À l'opposé de l'excellente relation entre Michel de Couagne et son supérieur Louis Franquet, le dernier ingénieur colonial, le Canadien Michel Chartier de Lotbinière, connaît bien des difficultés avec certains ingénieurs français. Il a une profonde rancoeur envers Pontleroy, qui selon lui lui a "volé" la place d'ingénieur en chef du Canada à la mort de Gaspard-Joseph Chaussegros de Léry en 1756. Lotbinière avait en effet été le candidat proposé par le gouverneur Vaudreuil, qui était son parent, alors que Montcalm et les officiers de l'armée voulaient que ce soit un ingénieur français, issu du corps du Génie, qui succède à Chaussegros de Léry. L'affaire avait traîné un an, et en avril 1757, Pontleroy, alors en poste à Louisbourg, avait été désigné pour le poste (il n'arrive toutefois à Québec qu'en octobre 1757). À plusieurs reprises, Lotbinière prétend que la place lui avait été promise lors de son séjour en France au début des années 1750, mais rien ne permet dans les sources de le confirmer. La nomination de Pontleroy est pour Michel Chartier de Lotbinière une véritable humiliation, et il s'enfonce dans un aveuglement victimaire contre l'ingénieur français (voir mon article ici).
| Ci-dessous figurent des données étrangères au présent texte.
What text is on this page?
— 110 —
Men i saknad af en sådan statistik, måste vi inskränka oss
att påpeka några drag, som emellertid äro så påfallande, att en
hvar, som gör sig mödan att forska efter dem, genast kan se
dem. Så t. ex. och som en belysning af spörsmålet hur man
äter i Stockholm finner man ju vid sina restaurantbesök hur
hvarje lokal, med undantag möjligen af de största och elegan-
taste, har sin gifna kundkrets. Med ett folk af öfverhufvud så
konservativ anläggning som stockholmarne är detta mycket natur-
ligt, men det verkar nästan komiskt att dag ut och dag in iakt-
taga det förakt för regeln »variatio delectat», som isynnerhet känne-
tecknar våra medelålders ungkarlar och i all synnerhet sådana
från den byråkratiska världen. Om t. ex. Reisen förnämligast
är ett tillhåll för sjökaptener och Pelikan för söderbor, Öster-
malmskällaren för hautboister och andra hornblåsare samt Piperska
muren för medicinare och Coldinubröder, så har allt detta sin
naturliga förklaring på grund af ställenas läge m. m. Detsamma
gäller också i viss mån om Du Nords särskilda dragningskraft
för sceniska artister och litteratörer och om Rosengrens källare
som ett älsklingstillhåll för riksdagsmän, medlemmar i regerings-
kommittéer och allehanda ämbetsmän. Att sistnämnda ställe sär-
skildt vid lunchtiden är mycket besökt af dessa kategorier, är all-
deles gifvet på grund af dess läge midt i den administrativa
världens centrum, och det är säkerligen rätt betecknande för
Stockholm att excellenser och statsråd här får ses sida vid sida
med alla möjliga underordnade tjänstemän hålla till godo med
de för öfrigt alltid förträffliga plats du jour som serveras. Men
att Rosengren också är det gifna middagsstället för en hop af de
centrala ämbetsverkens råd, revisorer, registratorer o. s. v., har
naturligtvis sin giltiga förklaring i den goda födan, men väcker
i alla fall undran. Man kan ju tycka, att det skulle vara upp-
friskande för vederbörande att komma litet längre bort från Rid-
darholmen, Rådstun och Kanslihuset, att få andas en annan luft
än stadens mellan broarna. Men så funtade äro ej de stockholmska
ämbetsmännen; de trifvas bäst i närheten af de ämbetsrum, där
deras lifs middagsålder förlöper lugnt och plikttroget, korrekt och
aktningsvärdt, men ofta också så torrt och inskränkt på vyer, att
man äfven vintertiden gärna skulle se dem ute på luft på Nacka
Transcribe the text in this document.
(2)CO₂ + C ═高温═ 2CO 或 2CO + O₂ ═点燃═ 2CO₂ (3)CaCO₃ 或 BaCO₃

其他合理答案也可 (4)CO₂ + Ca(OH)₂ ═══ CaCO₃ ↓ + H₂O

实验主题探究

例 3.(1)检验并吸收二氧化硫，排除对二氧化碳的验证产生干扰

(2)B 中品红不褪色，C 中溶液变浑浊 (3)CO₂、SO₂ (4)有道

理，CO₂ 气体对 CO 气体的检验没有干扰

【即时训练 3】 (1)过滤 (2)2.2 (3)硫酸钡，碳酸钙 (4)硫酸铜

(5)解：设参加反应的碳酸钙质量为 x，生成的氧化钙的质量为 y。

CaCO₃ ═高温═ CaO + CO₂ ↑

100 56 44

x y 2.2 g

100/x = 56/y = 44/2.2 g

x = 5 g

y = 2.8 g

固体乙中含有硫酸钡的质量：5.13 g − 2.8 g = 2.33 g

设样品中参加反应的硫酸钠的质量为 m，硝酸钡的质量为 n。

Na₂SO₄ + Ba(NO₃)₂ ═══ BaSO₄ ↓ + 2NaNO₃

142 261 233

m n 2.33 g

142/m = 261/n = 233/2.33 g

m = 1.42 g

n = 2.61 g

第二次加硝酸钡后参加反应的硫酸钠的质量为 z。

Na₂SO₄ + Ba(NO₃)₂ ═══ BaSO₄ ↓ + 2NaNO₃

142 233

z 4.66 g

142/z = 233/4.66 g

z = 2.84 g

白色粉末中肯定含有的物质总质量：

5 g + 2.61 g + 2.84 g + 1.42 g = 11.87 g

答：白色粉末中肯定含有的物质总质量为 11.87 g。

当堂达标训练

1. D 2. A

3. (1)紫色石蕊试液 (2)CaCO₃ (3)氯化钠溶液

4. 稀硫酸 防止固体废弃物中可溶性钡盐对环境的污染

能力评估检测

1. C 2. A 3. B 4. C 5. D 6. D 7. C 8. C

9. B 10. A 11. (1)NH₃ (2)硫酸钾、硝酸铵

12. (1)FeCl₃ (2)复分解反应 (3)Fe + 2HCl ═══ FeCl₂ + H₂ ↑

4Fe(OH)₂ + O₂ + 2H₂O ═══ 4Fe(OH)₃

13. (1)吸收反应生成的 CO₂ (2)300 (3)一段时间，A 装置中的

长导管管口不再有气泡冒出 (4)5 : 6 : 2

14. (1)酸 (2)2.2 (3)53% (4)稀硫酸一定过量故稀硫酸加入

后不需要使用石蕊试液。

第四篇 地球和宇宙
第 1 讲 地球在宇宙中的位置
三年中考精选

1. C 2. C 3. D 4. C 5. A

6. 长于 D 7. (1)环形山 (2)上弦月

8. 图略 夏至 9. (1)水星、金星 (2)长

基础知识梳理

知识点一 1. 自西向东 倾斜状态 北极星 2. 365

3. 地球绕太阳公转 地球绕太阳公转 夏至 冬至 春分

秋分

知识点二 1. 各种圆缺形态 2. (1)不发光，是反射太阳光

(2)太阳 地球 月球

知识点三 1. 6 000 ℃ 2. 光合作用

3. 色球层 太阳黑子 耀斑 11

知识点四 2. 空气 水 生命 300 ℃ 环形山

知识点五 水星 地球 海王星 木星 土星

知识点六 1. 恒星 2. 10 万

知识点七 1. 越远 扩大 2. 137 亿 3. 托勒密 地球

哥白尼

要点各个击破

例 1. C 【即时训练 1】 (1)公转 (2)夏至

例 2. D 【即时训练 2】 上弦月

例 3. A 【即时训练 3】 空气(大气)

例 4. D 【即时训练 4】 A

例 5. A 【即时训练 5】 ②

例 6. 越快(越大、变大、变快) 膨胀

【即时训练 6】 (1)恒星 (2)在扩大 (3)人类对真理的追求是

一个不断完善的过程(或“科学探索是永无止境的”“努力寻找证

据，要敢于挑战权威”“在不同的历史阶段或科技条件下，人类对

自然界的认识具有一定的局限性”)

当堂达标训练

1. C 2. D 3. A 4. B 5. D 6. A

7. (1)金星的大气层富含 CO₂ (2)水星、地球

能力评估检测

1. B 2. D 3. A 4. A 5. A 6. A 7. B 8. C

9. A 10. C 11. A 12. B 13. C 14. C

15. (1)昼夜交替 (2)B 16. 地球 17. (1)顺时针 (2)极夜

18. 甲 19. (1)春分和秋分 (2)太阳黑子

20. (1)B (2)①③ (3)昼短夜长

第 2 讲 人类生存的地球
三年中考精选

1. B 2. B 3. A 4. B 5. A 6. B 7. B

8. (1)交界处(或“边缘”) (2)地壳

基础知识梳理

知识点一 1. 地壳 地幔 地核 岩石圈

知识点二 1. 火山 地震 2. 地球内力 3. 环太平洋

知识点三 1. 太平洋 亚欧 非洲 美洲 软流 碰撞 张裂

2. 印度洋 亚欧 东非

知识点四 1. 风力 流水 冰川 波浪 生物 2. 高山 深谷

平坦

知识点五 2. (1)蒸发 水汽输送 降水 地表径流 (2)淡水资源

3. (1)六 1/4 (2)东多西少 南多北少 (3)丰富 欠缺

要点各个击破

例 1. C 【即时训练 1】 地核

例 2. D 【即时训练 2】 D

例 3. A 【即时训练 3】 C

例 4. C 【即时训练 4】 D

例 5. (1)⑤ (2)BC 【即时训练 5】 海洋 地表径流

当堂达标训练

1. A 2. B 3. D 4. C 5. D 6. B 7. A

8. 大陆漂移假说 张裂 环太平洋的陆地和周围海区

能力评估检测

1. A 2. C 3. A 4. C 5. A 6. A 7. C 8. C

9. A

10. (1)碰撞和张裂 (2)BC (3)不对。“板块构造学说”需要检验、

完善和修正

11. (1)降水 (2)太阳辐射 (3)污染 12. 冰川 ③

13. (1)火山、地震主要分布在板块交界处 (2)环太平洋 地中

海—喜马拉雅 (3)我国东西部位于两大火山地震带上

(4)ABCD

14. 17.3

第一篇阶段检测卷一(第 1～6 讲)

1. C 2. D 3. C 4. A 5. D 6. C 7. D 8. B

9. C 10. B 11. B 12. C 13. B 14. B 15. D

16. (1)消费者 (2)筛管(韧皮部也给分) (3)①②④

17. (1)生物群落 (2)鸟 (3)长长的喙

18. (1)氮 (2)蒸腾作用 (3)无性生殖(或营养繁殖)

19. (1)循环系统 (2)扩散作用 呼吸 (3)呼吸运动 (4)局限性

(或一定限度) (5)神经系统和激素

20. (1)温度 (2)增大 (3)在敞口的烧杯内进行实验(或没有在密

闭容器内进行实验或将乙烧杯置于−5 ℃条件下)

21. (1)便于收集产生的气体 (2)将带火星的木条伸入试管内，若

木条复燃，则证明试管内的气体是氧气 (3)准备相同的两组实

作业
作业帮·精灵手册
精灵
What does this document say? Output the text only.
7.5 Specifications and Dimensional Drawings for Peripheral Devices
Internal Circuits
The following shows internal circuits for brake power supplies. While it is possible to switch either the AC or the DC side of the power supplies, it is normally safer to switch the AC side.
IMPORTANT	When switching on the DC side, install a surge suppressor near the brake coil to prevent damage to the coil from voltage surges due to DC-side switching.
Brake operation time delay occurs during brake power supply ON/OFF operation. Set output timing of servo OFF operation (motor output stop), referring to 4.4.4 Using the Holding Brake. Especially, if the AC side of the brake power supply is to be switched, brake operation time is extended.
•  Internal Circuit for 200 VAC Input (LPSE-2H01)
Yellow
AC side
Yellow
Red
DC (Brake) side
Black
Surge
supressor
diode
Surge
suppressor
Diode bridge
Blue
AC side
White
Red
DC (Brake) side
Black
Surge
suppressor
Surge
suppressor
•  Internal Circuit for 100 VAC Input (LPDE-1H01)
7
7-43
Toujours est-il que Lotbinière refuse de collaborer avec son supérieur, Pontleroy, et il s'enferme dans une sorte d'indépendance d'action (plus ou moins favorisée par Vaudreuil) au fort Carillon, au sud du lac Champlain, fort qu'il a contribué à édifier à partir de 1755 et qui devient en quelque sorte son fief.

Plan du fort Vaudreuil situé sur la montagne de Carillon en Canada, 
par le Sieur Germain, capitaine au Régiment de La Reine
, 1758,
Bibliothèque Nationale de France


La rivalité entre Pontleroy et Lotbinière s'inscrit pleinement dans la querelle opposant les marquis de Vaudreuil et de Montcalm. Le gouverneur et le commandant des troupes de Terre s'étaient engagés dans une lutte d'influence et d'autorité dans la colonie, et la nomination d'un officier issu de leur "parti" au poste important d'ingénieur en chef constituait un terrain d'opposition naturel entre eux. La nomination de Pontleroy, "victoire" de Montcalm contre Vaudreuil, ne pouvait donc qu'amener des tensions entre le nouvel ingénieur en chef du Canada et le candidat perdant qui appartenait à la clientèle du gouverneur. Le rapprochement entre Montcalm et Pontleroy dès son arrivée à Québec (les deux hommes avaient combattu ensemble en Italie dans la décennie 1740) ne pouvait qu'attiser ces tensions.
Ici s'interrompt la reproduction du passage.